Pandemic - will we need cars any longer?
Now I’ll be talking about cars, or the automotive industry. Since my late teens, I've always had a car. I used to spend hours a day in cars commuting between home and work and consuming a lot of side products, like luxurious features or information about the outer world. A car is a means of transportation, but you end up spending so much time inside that it needs to be at least somewhat comfortable. It also gives you a certain freedom. You can bring all your stuff with you: skis, a suitcase, spare clothes, or shoes for any occasion. In it, you can listen to the music you want, eat lunch, have meetings, go on dates, sleep overnight; your car is your companion, and, of course, a statement of your income.

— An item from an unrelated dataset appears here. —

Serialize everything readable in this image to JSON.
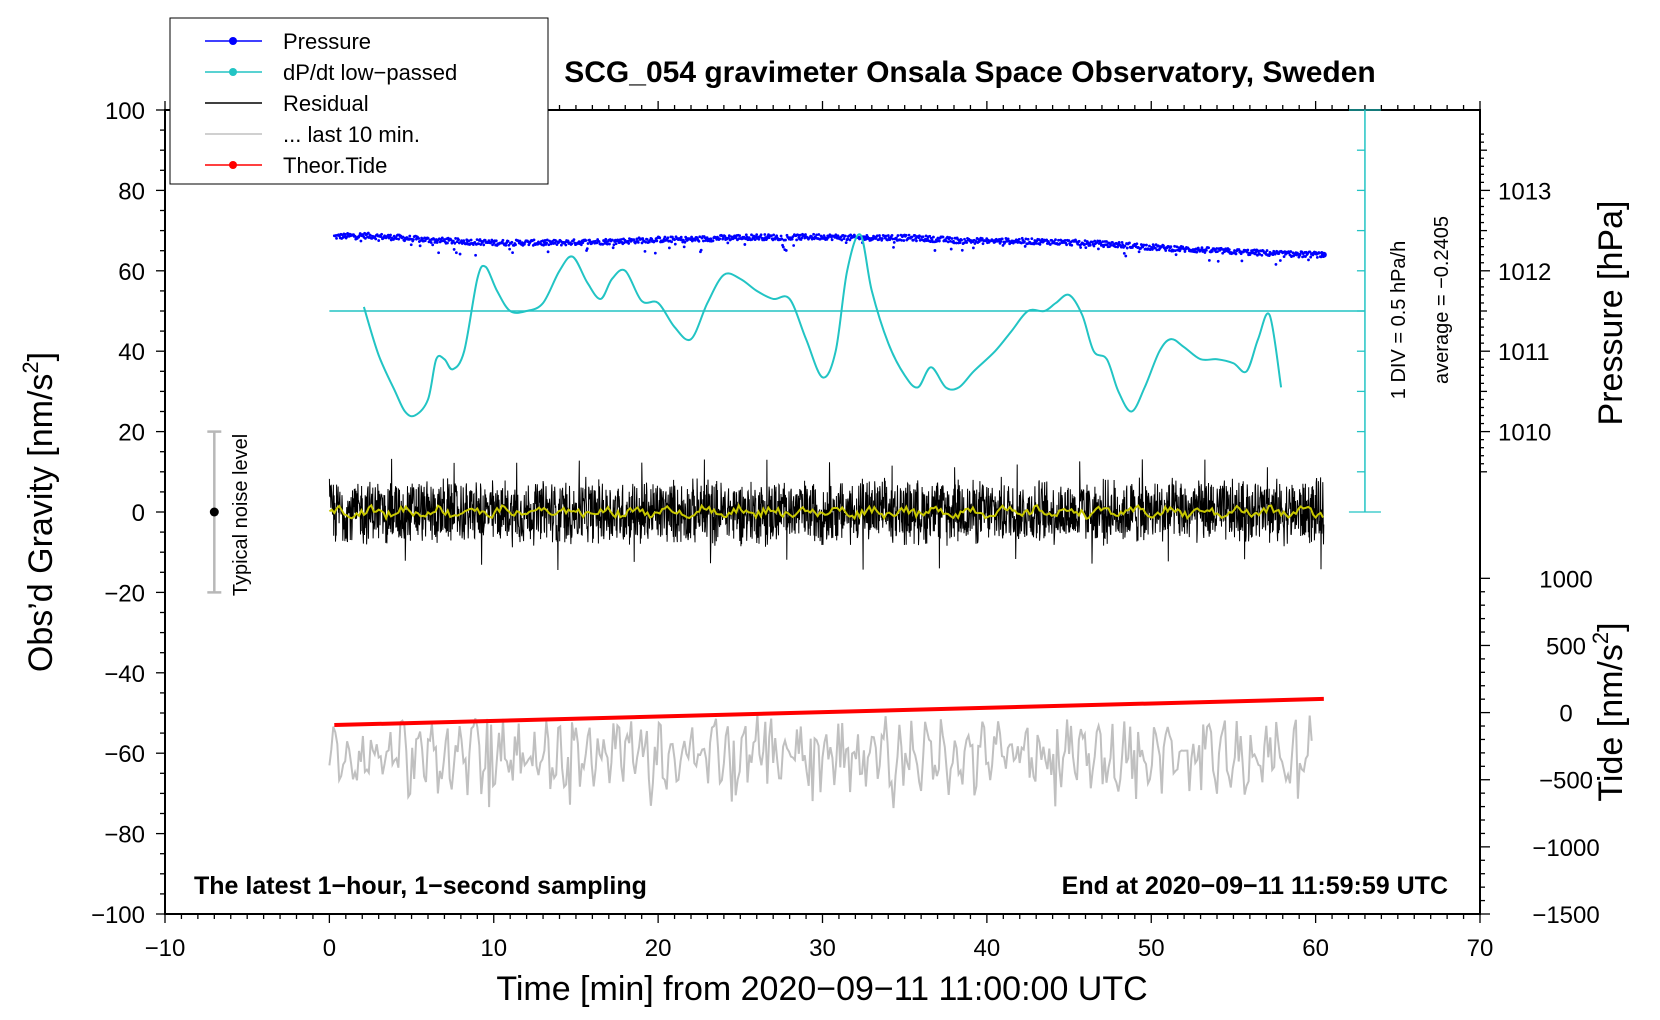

In some Eastern European countries, the culture is to save up as much money as you can and finally get the most expensive car you can afford to lease or to buy. In other countries, like Germany, cars are almost a religion. They have to be fast and have powerful engines. In the US, there was a huge shift several years ago. Oversized trucks, the kind where you fill up the gas and literally feel it evaporate from the muffler as soon as you turn on the engine, used to be popular. Now it’s cool to own a fully electric Tesla or Toyota.
Now, what has changed? Due to the remote work culture, we spend less and less time in our cars. We’re also rethinking the way we buy cars. There is a strong trend towards online car purchases. This means people are buying cars after some research but without even test-driving them. We also don't spend as much on cars anymore, as most of us are working from home now for the next foreseeable future. Why have a luxurious and expensive sports car with five hundred horsepower that doesn’t have a trunk big enough to fit a week’s worth of groceries? Nowadays, it’s all about connectivity, cartainment, and cost-efficiency instead.
This gives us insight about the future of the automotive industry. Your car will become a second home office. You will be able to take calls from it through AR or VR technology while traveling to the mountains to ski or visiting a friend living in a remote location. It should be very fuel-efficient, or even better, a hybrid or electric vehicle that supports longer distances. It should have enough space to carry all your necessary belongings for a few days or weeks. The new generation of post-covid cars will carry all of these features and more technology than ever before. The whole automotive industry sooner or later has to respond to the drastic change in buyer persona. A car will not be just a single product that takes you from A to B anymore. A car will become a platform on its own.